The White House is denying rumors President Donald Trump tried to plan a trip to his golf course in Scotland on the last day of his presidency.
The denial comes after growing speculation caused leaders in Scotland to make public comments saying they are currently on lockdown, and that golf is not a reason for essential travel.
“We are not allowing people to come into Scotland now without an essential purpose, which would apply to him, just as it applies to everybody else. Coming to play golf is not what I would consider an essential purpose,” said First Minister Nicola Sturgeon when asked about any potential Trump travel plans.
“I have no idea what Donald Trump’s travel plans are, you’ll be glad to know,” Sturgeon added.
The speculation started in November, according to the Washington Post, when U.S. military aircraft was reported circling Trump’s Turnberry golf resort. The aircraft made a number of flights over the property, reportedly, and is typically used for intelligence, surveillance and reconnaissance.
Then, on January 3, the Sunday Post in Scotland reported a nearby airport was “told to expect the arrival of a US military Boeing 757 aircraft, that is occasionally used by Trump, on January 19.”

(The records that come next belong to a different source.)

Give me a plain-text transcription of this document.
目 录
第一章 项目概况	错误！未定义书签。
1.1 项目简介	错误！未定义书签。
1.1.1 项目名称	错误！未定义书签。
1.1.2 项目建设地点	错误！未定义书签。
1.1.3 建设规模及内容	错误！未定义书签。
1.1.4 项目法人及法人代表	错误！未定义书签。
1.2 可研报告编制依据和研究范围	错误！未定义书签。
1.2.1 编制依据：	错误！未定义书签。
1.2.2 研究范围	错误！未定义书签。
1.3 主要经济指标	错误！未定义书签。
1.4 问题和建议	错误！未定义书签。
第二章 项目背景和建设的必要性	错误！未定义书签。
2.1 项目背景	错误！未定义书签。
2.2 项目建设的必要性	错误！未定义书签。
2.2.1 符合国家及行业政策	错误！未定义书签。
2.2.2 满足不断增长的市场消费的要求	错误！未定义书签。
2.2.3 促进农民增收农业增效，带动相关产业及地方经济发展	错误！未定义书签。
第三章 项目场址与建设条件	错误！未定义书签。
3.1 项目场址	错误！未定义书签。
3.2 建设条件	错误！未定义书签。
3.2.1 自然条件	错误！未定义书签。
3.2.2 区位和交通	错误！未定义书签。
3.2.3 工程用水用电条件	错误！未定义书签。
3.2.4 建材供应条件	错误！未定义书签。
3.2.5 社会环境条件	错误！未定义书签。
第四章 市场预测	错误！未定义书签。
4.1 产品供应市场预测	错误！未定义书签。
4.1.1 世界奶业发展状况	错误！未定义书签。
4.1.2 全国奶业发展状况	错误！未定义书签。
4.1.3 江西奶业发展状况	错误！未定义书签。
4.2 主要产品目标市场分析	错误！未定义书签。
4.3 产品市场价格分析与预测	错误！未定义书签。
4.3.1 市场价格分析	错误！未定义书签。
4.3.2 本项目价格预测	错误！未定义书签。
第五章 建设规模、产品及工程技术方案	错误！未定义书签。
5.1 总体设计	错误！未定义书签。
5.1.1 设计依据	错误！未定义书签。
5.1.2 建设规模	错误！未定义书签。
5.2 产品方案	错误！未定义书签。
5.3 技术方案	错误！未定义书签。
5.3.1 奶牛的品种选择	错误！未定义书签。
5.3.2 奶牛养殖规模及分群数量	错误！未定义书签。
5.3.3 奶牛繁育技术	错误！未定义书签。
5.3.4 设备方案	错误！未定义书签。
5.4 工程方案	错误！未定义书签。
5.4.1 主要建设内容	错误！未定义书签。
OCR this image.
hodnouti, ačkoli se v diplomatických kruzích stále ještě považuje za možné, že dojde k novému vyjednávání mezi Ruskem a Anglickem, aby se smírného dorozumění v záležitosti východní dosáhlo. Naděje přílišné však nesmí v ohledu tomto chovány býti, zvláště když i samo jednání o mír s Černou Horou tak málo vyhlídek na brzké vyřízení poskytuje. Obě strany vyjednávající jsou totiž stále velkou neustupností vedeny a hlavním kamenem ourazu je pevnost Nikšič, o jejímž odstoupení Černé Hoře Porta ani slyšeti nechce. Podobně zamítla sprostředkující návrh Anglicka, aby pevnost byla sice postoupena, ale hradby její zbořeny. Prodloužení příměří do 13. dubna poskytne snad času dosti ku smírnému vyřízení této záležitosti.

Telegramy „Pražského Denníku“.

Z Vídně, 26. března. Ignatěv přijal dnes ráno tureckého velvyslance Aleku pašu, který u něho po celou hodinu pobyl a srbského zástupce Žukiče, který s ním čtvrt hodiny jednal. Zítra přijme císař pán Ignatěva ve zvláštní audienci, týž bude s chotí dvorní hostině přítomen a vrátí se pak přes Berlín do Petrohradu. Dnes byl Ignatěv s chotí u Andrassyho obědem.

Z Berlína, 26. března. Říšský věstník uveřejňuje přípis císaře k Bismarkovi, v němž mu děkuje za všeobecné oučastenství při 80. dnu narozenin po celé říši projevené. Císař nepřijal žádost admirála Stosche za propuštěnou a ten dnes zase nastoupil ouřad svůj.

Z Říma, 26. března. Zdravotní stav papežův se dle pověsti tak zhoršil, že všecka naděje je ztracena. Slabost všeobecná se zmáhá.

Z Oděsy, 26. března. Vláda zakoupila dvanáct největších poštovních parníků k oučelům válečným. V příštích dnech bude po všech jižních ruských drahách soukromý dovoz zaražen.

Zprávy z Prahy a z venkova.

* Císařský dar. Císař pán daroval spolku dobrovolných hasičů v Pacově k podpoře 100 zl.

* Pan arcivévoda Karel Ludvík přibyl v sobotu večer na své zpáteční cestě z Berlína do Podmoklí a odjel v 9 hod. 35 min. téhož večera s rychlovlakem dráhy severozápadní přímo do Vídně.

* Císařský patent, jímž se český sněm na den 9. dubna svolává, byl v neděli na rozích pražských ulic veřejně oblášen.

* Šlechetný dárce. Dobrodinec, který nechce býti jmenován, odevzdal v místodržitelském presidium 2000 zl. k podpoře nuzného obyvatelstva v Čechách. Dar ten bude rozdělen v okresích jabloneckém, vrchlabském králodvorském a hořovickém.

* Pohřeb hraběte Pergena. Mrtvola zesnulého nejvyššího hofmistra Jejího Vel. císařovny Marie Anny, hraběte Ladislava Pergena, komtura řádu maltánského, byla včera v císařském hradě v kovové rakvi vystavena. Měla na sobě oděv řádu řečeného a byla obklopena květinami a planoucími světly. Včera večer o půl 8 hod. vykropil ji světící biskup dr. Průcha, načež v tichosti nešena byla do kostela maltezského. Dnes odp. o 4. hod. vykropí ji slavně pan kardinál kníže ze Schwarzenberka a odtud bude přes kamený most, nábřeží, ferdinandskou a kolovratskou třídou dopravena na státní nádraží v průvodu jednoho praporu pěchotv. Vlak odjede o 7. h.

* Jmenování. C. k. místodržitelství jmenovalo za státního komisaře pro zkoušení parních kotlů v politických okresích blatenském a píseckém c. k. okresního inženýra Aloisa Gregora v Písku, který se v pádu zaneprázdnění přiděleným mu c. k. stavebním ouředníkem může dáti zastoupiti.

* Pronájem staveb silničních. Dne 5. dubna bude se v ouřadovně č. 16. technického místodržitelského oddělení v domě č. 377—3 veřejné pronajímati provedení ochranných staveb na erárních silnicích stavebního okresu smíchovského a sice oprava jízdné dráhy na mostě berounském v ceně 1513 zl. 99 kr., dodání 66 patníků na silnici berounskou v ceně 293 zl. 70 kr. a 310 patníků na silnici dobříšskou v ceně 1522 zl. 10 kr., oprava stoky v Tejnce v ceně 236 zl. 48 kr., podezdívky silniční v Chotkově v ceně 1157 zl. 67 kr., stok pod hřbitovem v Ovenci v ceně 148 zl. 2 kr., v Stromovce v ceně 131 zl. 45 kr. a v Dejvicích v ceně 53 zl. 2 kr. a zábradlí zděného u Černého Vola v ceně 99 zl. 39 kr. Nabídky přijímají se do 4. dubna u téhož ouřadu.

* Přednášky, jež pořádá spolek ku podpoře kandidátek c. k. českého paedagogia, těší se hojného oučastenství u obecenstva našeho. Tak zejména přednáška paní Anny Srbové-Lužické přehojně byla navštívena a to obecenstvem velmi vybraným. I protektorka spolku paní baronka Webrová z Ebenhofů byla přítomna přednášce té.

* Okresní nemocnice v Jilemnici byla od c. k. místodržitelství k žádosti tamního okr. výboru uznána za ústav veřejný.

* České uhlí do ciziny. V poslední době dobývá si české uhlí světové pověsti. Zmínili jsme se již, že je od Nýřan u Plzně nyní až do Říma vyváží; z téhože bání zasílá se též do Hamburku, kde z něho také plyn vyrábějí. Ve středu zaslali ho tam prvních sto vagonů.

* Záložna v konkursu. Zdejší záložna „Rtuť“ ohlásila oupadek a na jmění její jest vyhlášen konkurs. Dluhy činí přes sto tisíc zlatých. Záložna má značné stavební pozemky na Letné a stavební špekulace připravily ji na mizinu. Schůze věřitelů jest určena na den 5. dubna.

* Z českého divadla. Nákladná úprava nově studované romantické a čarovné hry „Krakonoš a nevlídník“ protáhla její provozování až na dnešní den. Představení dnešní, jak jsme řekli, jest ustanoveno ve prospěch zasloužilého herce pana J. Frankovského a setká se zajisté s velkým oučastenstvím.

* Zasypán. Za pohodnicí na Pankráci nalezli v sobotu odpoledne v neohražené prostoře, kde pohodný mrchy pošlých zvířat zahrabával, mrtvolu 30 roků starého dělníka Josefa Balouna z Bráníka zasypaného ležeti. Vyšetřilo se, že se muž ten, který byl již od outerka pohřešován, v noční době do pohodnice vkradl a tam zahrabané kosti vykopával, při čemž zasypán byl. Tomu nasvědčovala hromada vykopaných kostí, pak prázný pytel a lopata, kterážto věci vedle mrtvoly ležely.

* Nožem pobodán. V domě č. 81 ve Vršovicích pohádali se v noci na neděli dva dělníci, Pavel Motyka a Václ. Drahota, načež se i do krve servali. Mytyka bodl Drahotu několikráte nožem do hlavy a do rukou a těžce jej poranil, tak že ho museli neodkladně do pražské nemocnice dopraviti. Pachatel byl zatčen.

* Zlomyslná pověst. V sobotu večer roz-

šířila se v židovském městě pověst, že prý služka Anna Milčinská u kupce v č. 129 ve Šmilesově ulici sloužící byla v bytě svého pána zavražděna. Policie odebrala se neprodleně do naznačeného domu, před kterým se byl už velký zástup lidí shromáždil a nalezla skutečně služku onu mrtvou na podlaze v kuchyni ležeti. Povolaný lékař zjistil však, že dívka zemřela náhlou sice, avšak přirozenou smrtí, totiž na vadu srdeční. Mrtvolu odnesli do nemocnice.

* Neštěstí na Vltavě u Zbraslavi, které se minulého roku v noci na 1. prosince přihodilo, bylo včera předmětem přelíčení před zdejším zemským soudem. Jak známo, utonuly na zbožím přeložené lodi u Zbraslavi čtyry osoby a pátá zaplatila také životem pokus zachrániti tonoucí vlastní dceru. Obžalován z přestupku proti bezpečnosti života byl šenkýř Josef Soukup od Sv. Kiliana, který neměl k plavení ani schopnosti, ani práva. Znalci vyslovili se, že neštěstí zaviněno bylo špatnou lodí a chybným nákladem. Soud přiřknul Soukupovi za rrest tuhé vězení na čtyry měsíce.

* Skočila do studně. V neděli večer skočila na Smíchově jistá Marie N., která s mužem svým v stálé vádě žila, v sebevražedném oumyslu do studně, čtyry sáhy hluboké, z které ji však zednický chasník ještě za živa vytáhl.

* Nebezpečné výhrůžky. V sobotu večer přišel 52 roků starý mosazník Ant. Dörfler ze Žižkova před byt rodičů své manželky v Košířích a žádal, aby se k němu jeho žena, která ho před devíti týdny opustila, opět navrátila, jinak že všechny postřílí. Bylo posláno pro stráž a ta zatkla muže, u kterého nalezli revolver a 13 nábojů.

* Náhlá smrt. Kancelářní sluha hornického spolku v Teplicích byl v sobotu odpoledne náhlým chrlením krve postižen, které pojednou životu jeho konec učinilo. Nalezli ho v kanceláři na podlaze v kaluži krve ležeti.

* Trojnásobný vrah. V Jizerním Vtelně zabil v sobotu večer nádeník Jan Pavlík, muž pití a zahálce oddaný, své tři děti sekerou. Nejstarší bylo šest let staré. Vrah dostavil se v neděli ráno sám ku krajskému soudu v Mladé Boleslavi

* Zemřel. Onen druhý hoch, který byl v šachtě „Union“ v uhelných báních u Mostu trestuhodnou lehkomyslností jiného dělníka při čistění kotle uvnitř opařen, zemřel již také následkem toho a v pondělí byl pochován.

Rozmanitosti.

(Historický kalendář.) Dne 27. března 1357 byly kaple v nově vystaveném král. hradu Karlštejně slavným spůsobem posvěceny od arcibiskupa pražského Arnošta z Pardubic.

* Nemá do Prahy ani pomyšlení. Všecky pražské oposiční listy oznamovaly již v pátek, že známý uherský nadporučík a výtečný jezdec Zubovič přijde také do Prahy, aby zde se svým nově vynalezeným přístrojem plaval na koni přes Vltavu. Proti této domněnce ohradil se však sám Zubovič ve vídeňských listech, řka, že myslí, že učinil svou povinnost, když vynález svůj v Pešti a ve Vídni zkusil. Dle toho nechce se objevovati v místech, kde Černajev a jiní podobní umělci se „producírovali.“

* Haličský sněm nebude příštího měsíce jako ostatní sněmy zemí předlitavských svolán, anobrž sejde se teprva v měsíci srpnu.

The paper said aircraft used by the president, first lady, and vice president are given a special call sign instead of a tail number to make it easier for air traffic control to track them. The paper’s source said the information the airport was given about the January 19th flight is “normally used by the Vice-President but often used by the First Lady.”
A statement from White House Press Secretary, Kayleigh McEnany says reports about Trump heading to Turnberry in January are “not accurate. President Trump has no plans to travel to Scotland,” reports the Washington Post.
White House spokesman Judd Deere added, “When President Trump has an announcement about his plans for Jan. 20 he will let you know.”
Trump has not said whether he will attend the inauguration on January 20. Traditionally the outgoing president attends the event.
Scotland, Northern Ireland, Wales and England are all under lockdown with stay-at-home orders stretching over the next several weeks. People are only allowed to leave home for essential work, shopping for essential needs, or medical appointments.
Coronavirus cases in the United Kingdom have skyrocketed in recent weeks, filling hospitals with patients with a newly identified variant of the virus. The so-called UK variant is 50-to-70 percent more transmissible, however it does not appear to cause more severe symptoms.